In the England of my childhood, no Jewish person, as far as I was aware, played in the top tier of professional soccer (in France, Derrida clearly thought he might be the first), and it was not until 1979 that the situation changed, when an Israeli, Avi Cohen, joined Liverpool FC. Even if Avi had arrived earlier, everyone knows that in the matter of sports, Israelis cannot count as role models for young Diaspora Jews—which is not to say that I did not venerate a Jewish soccer god in my childhood. I did, and his name was Miles Spector.

In the democratic 1950s and early 1960s, amateur soccer had a large following in post-war, entertainment-starved England, and the Amateur Cup Final held at the country’s premiere soccer stadium, Wembley, with its magnificent twin towers, drew crowds of up to 60,000. My brother Geoffrey, who couldn’t have been less interested in soccer, was nevertheless kind enough to take me, with his friend Noel Gellman, to one of these finals: Hendon (a neighborhood only two or three miles from our house) v. Kingstonian. Miles Spector played for Hendon, in the unglamorous Isthmian League (there were amateur leagues all over London named for the glories of ancient Greece: Athenian, Corinthian, and, following suit, the Ionian League, invented by my friend Richard Tucker for Gladstone Park Rangers and its adversaries. He drew impressive columns and caryatids for the championship certificates). Miles Spector was Hendon’s burly center forward, a prolific goal scorer with both foot and head, and, as everyone had mentioned to me at least four hundred times since I had announced that I was going to the Hendon v. Kingstonian game, yes, Miles Spector was Jewish!

But even becoming Miles Spector was clearly out of reach.
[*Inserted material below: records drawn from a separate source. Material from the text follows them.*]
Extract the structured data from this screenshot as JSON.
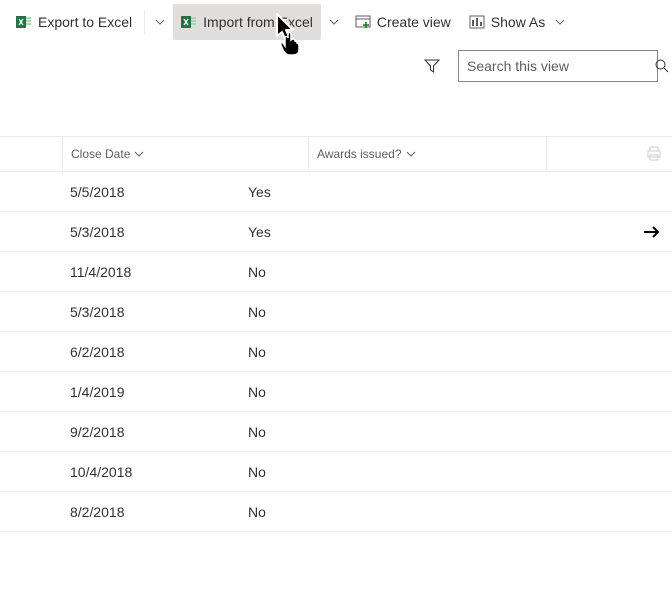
{
  "toolbar": {
    "export_label": "Export to Excel",
    "import_label": "Import from Excel",
    "create_view_label": "Create view",
    "show_as_label": "Show As"
  },
  "search": {
    "placeholder": "Search this view"
  },
  "columns": {
    "close_date": "Close Date",
    "awards_issued": "Awards issued?"
  },
  "rows": [
    {
      "close_date": "5/5/2018",
      "awards_issued": "Yes",
      "has_arrow": false
    },
    {
      "close_date": "5/3/2018",
      "awards_issued": "Yes",
      "has_arrow": true
    },
    {
      "close_date": "11/4/2018",
      "awards_issued": "No",
      "has_arrow": false
    },
    {
      "close_date": "5/3/2018",
      "awards_issued": "No",
      "has_arrow": false
    },
    {
      "close_date": "6/2/2018",
      "awards_issued": "No",
      "has_arrow": false
    },
    {
      "close_date": "1/4/2019",
      "awards_issued": "No",
      "has_arrow": false
    },
    {
      "close_date": "9/2/2018",
      "awards_issued": "No",
      "has_arrow": false
    },
    {
      "close_date": "10/4/2018",
      "awards_issued": "No",
      "has_arrow": false
    },
    {
      "close_date": "8/2/2018",
      "awards_issued": "No",
      "has_arrow": false
    }
  ]
}
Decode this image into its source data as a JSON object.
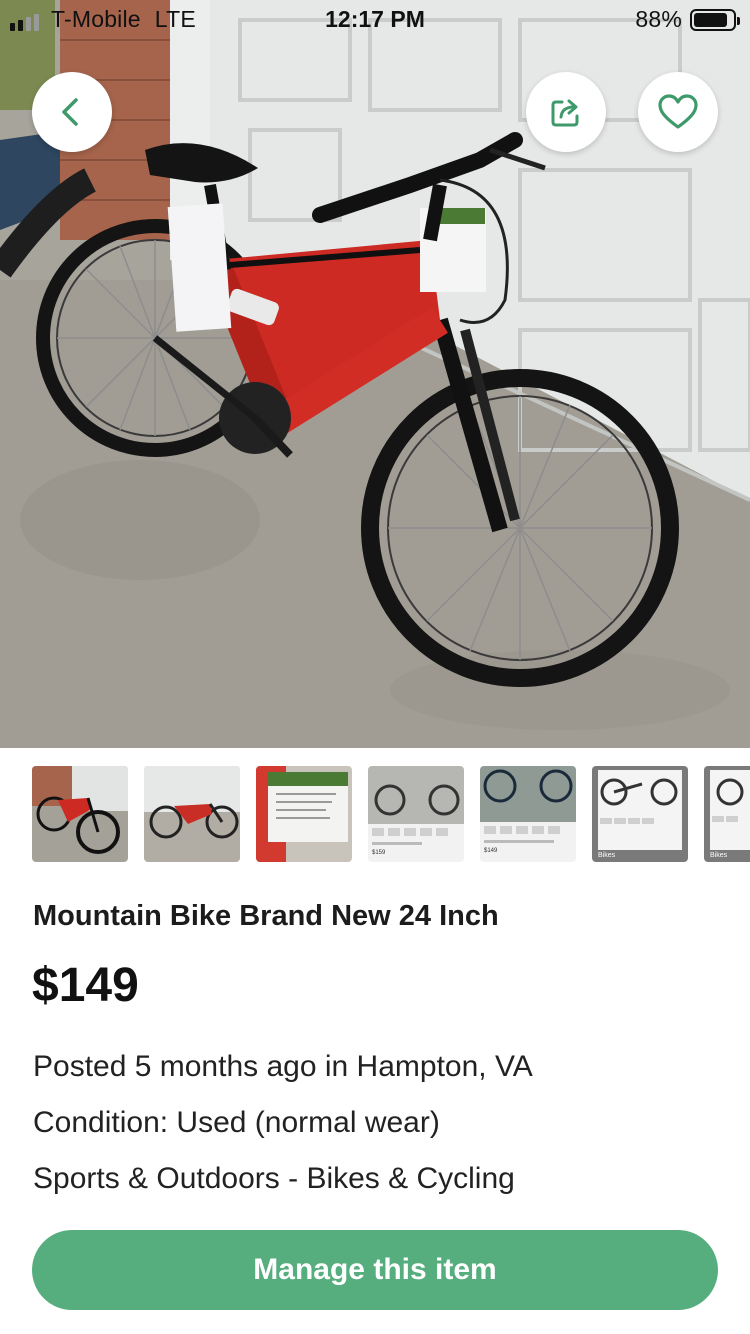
{
  "status_bar": {
    "carrier": "T-Mobile",
    "network": "LTE",
    "time": "12:17 PM",
    "battery": "88%",
    "battery_level": 0.88
  },
  "header": {
    "back_icon": "chevron-left-icon",
    "share_icon": "share-icon",
    "favorite_icon": "heart-icon"
  },
  "gallery": {
    "thumbnail_count": 7,
    "thumbnails": [
      {
        "caption": "",
        "price": ""
      },
      {
        "caption": "",
        "price": ""
      },
      {
        "caption": "",
        "price": ""
      },
      {
        "caption": "",
        "price": "$159"
      },
      {
        "caption": "",
        "price": "$149"
      },
      {
        "caption": "Bikes",
        "price": ""
      },
      {
        "caption": "Bikes",
        "price": ""
      }
    ]
  },
  "listing": {
    "title": "Mountain Bike Brand New 24 Inch",
    "price": "$149",
    "posted": "Posted 5 months ago in Hampton, VA",
    "condition": "Condition: Used (normal wear)",
    "category": "Sports & Outdoors - Bikes & Cycling"
  },
  "actions": {
    "manage_label": "Manage this item"
  },
  "colors": {
    "accent": "#56ae7e",
    "icon_green": "#3f9a6b"
  }
}
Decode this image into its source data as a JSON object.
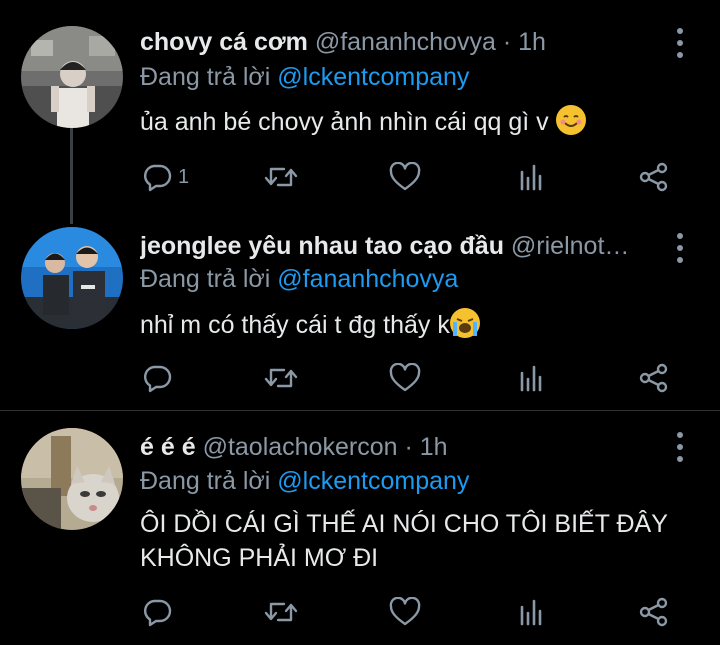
{
  "tweets": [
    {
      "name": "chovy cá cơm",
      "handle": "@fananhchovya",
      "time": "· 1h",
      "reply_prefix": "Đang trả lời ",
      "reply_to": "@lckentcompany",
      "text": "ủa anh bé chovy ảnh nhìn cái qq gì v",
      "emoji": "smiling-face-emoji",
      "reply_count": "1",
      "retweet_count": "",
      "like_count": ""
    },
    {
      "name": "jeonglee yêu nhau tao cạo đầu",
      "handle": "@rielnot…",
      "time": "",
      "reply_prefix": "Đang trả lời ",
      "reply_to": "@fananhchovya",
      "text": "nhỉ m có thấy cái t đg thấy k",
      "emoji": "crying-face-emoji",
      "reply_count": "",
      "retweet_count": "",
      "like_count": ""
    },
    {
      "name": "é é é",
      "handle": "@taolachokercon",
      "time": "· 1h",
      "reply_prefix": "Đang trả lời ",
      "reply_to": "@lckentcompany",
      "text_line1": "ÔI DỒI CÁI GÌ THẾ AI NÓI CHO TÔI BIẾT ĐÂY",
      "text_line2": "KHÔNG PHẢI MƠ ĐI",
      "reply_count": "",
      "retweet_count": "",
      "like_count": ""
    }
  ],
  "colors": {
    "background": "#000000",
    "text": "#e7e9ea",
    "secondary": "#8b98a5",
    "mention": "#1d9bf0",
    "divider": "#2f3336"
  },
  "icons": [
    "reply-icon",
    "retweet-icon",
    "like-icon",
    "analytics-icon",
    "share-icon",
    "more-icon"
  ]
}
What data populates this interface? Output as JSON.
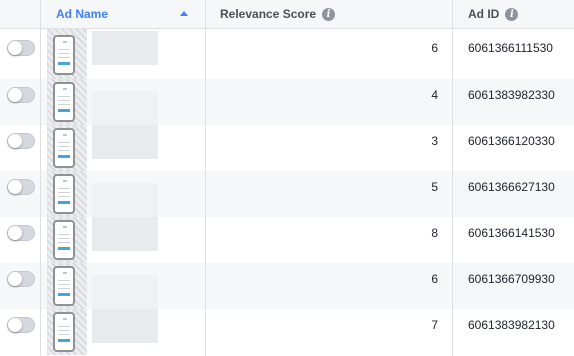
{
  "header": {
    "ad_name": "Ad Name",
    "relevance_score": "Relevance Score",
    "ad_id": "Ad ID",
    "info_icon_glyph": "i"
  },
  "rows": [
    {
      "score": "6",
      "ad_id": "6061366111530",
      "enabled": false
    },
    {
      "score": "4",
      "ad_id": "6061383982330",
      "enabled": false
    },
    {
      "score": "3",
      "ad_id": "6061366120330",
      "enabled": false
    },
    {
      "score": "5",
      "ad_id": "6061366627130",
      "enabled": false
    },
    {
      "score": "8",
      "ad_id": "6061366141530",
      "enabled": false
    },
    {
      "score": "6",
      "ad_id": "6061366709930",
      "enabled": false
    },
    {
      "score": "7",
      "ad_id": "6061383982130",
      "enabled": false
    }
  ],
  "colors": {
    "accent": "#4080ff",
    "header_bg": "#f6f7f9",
    "toggle_off": "#d5d8de"
  }
}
You had to be a Christian god to play professional soccer; a Jewish deity could apparently rise through the ranks in the amateur leagues (years later I learned that Miles Spector had, in fact, played six times for Chelsea, a superhuman achievement), but a mere Jewish boy from Willesden? Fuggedabahtit.

Jacques Derrida or Zinedine Zidane? Whose cultural impact has been greater? In deference to Derrida, we must eschew the either/or. Enough to know he wanted to be Zidane.